When you have a spouse or partner, it’s important to support them in their goals–especially when you want the same support back.
It’s not always easy to do when you have busy lives at home and at work. But often your goals are similar. After all, your mutual respect for health, fitness or some other interest is probably what brought you together in the first place. So it’s all about carving out that time just for you as a couple, but also for yourself.
Jeff and I work on our relationship on a regular basis, something I’ve talked about before. Right now, we’re both busy in our careers and with the kids. Some days I feel as if the kids’ activities pull us in four different directions, even with Jack having his license and his own car. There always seems to be a game to watch, a carpool to manage or a meal to be served–at all hours of the day and night. I know that’s not entirely true, but it sure feels that way sometimes!
One of the places we struggle with the most is getting our workouts in. We both value our own health, but there often seems to be something that takes us away (or keeps us from getting up in the mornings).
You know what it’s like. The alarm goes off early in the morning and you snuggle back under the warm covers because you don’t want to put your feet on the cold floor and get up. Or last night was a late night at work so you want to sleep just a “little” bit longer.
It happens, and we’ve all been there. But if you or your partner has a goal of being more active, losing weight or taking care of your health, then getting up for that workout is essential. And supporting your partner means you’ve gained a workout buddy–or some time to yourself when you need it most.
Mutually respecting one another’s time is a healthy way to support one another. Often I’ll crawl out of bed in the morning and gently remind Jeff that he wanted to be up early for his workout too. Or he’ll work out in the evening as I prepare dinner for the family. It’s a give-and-take, like any healthy relationship.
Sometimes that support is as simple as seeing your partner stressed and taking something off his or her plate. Saying, “Take 30 minutes to work out. You’ll be happy you did when you’re done.”
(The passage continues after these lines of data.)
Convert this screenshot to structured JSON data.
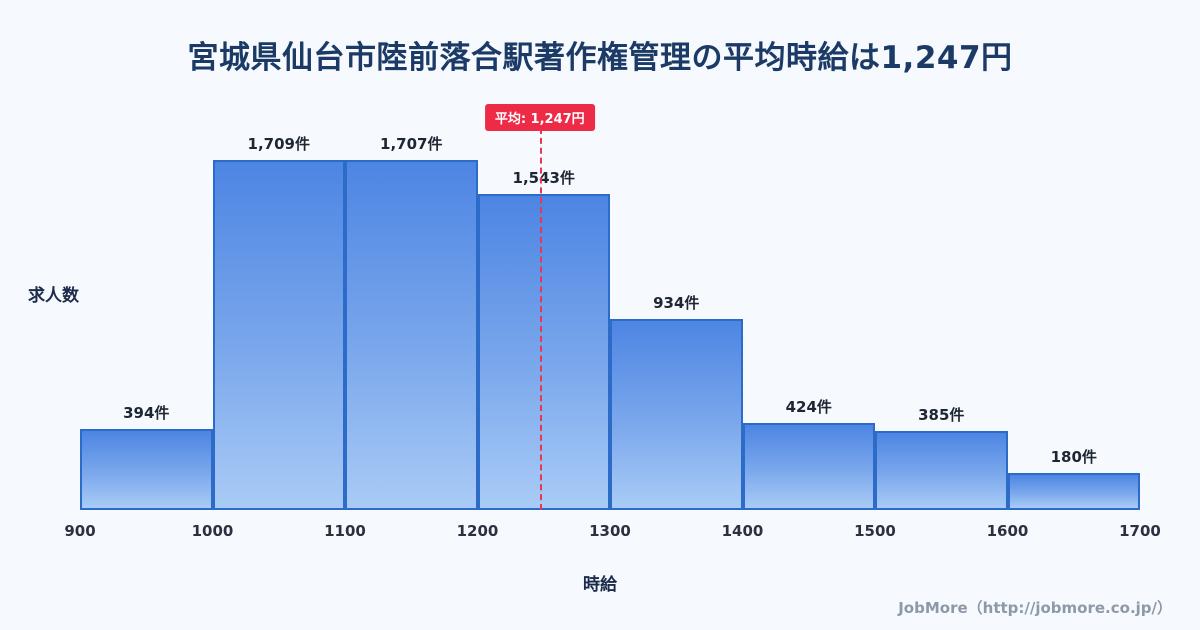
{
  "page": {
    "title": "宮城県仙台市陸前落合駅著作権管理の平均時給は1,247円",
    "footer": "JobMore（http://jobmore.co.jp/）"
  },
  "chart_data": {
    "type": "bar",
    "title": "宮城県仙台市陸前落合駅著作権管理の平均時給は1,247円",
    "xlabel": "時給",
    "ylabel": "求人数",
    "x_min": 900,
    "x_max": 1700,
    "x_ticks": [
      900,
      1000,
      1100,
      1200,
      1300,
      1400,
      1500,
      1600,
      1700
    ],
    "bin_width": 100,
    "values": [
      394,
      1709,
      1707,
      1543,
      934,
      424,
      385,
      180
    ],
    "labels": [
      "394件",
      "1,709件",
      "1,707件",
      "1,543件",
      "934件",
      "424件",
      "385件",
      "180件"
    ],
    "average": 1247,
    "average_label": "平均: 1,247円",
    "legend": "none",
    "grid": false,
    "colors": {
      "bar_top": "#4d85e3",
      "bar_bottom": "#a9cbf6",
      "bar_border": "#2d6bc8",
      "average_line": "#e8374e",
      "badge_bg": "#ee2b47",
      "title_text": "#1b3a66",
      "background": "#f6f9fd"
    }
  }
}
Years ago, Jeff and I did the 21 Day Fix together to support one another. Not only could we nudge one another out of bed, but we were also there to help us stay honest in the meal plan. Because when you’re trying to make a lifestyle change, having someone there doing it with you or helping you through it makes it so much easier in the long run.
Accountability and support is why challenge groups work so well, and why I always recommend having an accountability buddy–whether you have a partner or not. If you would like to join my next accountability group, send me a message!
At the end of the day, it’s so important to support those you care about, in fitness and in life. When they’re happy and healthy, you’ll be happier too.